Recently I've been informed by a reputable SO user, that TStringList
has splitting bugs which would cause it to fail parsing CSV data. I haven't been informed about the nature of these bugs, and a search on the internet including Quality Central did not produce any results, so I'm asking. What are TStringList splitting bugs?
Please note, I'm not interested in unfounded opinion based answers.
What I know:
Not much... One is that, these bugs show up rarely with test data, but not so rarely in real world.
The other is, as stated, they prevent proper parsing of CSV. Thinking that it is difficult to reproduce the bugs with test data, I am (probably) seeking help from whom have tried using a string list as a CSV parser in production code.
Irrelevant problems:
I obtained the information on a 'Delphi-XE' tagged question, so failing parsing due to the "space character being considered as a delimiter" feature do not apply. Because the introduction of the StrictDelimiter
property with Delphi 2006 resolved that. I, myself, am using Delphi 2007.
Also since the string list can only hold strings, it is only responsible for splitting fields. Any conversion difficulty involving field values (f.i. date, floating point numbers..) arising from locale differences etc. are not in scope.
Basic rules:
There's no standard specification for CSV. But there are basic rules inferred from various specifications.
Below is demonstration of how TStringList handles these. Rules and example strings are from Wikipedia. Brackets ([
]
) are superimposed around strings to be able to see leading or trailing spaces (where relevant) by the test code.
Spaces are considered part of a field and should not be ignored.
Test string: [1997, Ford , E350] Items: [1997] [ Ford ] [ E350]
Fields with embedded commas must be enclosed within double-quote characters.
Test string: [1997,Ford,E350,"Super, luxurious truck"] Items: [1997] [Ford] [E350] [Super, luxurious truck]
Fields with embedded double-quote characters must be enclosed within double-quote characters, and each of the embedded double-quote characters must be represented by a pair of double-quote characters.
Test string: [1997,Ford,E350,"Super, ""luxurious"" truck"] Items: [1997] [Ford] [E350] [Super, "luxurious" truck]
Fields with embedded line breaks must be enclosed within double-quote characters.
Test string: [1997,Ford,E350,"Go get one now they are going fast"] Items: [1997] [Ford] [E350] [Go get one now they are going fast]
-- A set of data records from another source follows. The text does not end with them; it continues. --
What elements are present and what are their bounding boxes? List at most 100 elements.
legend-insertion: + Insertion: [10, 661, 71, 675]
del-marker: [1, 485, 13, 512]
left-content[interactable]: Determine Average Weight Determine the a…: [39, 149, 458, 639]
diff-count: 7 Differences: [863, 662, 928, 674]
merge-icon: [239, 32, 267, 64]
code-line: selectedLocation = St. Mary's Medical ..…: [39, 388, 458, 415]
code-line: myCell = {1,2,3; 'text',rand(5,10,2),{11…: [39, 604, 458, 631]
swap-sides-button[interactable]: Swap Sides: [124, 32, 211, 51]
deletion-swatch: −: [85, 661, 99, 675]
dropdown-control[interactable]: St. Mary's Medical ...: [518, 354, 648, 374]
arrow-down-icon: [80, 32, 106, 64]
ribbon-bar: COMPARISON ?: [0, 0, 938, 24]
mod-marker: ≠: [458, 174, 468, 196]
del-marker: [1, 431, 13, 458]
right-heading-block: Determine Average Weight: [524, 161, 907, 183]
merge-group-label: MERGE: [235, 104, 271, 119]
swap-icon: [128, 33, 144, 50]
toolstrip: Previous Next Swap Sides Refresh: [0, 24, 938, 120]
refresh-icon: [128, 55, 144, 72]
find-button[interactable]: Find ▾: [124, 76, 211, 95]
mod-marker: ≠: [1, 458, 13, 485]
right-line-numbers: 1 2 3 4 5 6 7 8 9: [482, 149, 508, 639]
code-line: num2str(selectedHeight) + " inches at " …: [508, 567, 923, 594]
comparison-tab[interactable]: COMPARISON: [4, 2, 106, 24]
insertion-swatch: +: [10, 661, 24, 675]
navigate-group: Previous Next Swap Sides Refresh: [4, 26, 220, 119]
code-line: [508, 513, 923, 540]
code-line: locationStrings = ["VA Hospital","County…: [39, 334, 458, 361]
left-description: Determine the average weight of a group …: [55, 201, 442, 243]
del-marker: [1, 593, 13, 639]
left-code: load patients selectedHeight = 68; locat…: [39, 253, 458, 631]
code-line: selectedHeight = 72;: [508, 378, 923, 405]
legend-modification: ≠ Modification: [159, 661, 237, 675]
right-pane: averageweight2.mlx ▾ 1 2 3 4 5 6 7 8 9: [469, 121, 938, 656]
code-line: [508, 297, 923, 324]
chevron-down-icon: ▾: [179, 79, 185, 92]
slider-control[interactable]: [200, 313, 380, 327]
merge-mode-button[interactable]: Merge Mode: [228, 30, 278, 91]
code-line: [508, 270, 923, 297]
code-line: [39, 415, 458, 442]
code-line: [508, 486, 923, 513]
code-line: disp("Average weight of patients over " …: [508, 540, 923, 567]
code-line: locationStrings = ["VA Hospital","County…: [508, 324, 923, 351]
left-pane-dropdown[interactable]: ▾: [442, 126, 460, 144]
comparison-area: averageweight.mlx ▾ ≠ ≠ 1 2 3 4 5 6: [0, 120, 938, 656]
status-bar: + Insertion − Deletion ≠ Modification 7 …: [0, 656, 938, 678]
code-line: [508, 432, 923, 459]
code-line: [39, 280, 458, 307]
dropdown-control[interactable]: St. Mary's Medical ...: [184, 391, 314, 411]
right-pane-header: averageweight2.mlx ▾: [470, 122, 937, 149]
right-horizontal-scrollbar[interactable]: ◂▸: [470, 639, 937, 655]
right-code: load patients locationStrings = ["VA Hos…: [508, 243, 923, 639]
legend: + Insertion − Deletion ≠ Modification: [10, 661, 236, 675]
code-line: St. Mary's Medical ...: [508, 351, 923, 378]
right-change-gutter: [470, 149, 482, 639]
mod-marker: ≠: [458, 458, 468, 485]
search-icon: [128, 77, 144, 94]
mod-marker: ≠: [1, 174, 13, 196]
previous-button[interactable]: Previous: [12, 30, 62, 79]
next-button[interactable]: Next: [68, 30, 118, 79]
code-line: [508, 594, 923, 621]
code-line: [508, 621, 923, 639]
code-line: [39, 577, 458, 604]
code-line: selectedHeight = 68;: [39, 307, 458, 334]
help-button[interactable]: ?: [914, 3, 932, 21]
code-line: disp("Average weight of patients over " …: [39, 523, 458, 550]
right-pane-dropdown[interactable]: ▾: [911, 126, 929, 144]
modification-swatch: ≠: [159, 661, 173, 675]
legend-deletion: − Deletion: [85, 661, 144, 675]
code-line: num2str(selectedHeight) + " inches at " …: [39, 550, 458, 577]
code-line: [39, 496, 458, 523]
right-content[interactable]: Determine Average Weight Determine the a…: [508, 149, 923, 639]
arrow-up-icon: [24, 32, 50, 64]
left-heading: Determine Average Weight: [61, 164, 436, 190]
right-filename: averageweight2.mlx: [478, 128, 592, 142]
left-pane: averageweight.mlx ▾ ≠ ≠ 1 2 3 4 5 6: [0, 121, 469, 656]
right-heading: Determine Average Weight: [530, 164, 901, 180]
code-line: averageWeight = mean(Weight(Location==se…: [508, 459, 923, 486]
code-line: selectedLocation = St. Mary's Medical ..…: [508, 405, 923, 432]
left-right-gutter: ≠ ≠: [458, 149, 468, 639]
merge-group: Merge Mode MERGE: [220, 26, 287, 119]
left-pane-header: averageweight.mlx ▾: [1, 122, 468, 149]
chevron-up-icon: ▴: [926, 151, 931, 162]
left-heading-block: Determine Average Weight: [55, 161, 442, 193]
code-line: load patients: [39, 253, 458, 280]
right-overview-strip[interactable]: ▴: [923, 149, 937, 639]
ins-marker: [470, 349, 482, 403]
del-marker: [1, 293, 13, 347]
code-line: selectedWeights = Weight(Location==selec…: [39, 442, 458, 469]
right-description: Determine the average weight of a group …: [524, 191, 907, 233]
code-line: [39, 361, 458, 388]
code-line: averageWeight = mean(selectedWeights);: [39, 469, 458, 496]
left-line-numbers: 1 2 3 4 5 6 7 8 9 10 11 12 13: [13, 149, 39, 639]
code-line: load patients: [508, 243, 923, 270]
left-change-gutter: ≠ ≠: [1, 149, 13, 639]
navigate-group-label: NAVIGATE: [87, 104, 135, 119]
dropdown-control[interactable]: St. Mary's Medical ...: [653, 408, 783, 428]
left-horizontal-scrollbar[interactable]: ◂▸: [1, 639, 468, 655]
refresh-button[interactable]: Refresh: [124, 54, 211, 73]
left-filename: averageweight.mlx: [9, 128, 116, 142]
In CSV implementations that trim leading or trailing spaces, fields with such spaces must be enclosed within double-quote characters.
Test string: [1997,Ford,E350," Super luxurious truck "] Items: [1997] [Ford] [E350] [ Super luxurious truck ]
Fields may always be enclosed within double-quote characters, whether necessary or not.
Test string: ["1997","Ford","E350"] Items: [1997] [Ford] [E350]
Testing code:
var
SL: TStringList;
rule: string;
function GetItemsText: string;
var
i: Integer;
begin
for i := 0 to SL.Count - 1 do
Result := Result + '[' + SL[i] + '] ';
end;
procedure Test(TestStr: string);
begin
SL.DelimitedText := TestStr;
Writeln(rule + sLineBreak, 'Test string: [', TestStr + ']' + sLineBreak,
'Items: ' + GetItemsText + sLineBreak);
end;
begin
SL := TStringList.Create;
SL.Delimiter := ','; // default, but ";" is used with some locales
SL.QuoteChar := '"'; // default
SL.StrictDelimiter := True; // required: strings are separated *only* by Delimiter
rule := 'Spaces are considered part of a field and should not be ignored.';
Test('1997, Ford , E350');
rule := 'Fields with embedded commas must be enclosed within double-quote characters.';
Test('1997,Ford,E350,"Super, luxurious truck"');
rule := 'Fields with embedded double-quote characters must be enclosed within double-quote characters, and each of the embedded double-quote characters must be represented by a pair of double-quote characters.';
Test('1997,Ford,E350,"Super, ""luxurious"" truck"');
rule := 'Fields with embedded line breaks must be enclosed within double-quote characters.';
Test('1997,Ford,E350,"Go get one now'#10#13'they are going fast"');
rule := 'In CSV implementations that trim leading or trailing spaces, fields with such spaces must be enclosed within double-quote characters.';
Test('1997,Ford,E350," Super luxurious truck "');
rule := 'Fields may always be enclosed within double-quote characters, whether necessary or not.';
Test('"1997","Ford","E350"');
SL.Free;
end;
If you've read it all, the question was :), what are "TStringList splitting bugs?"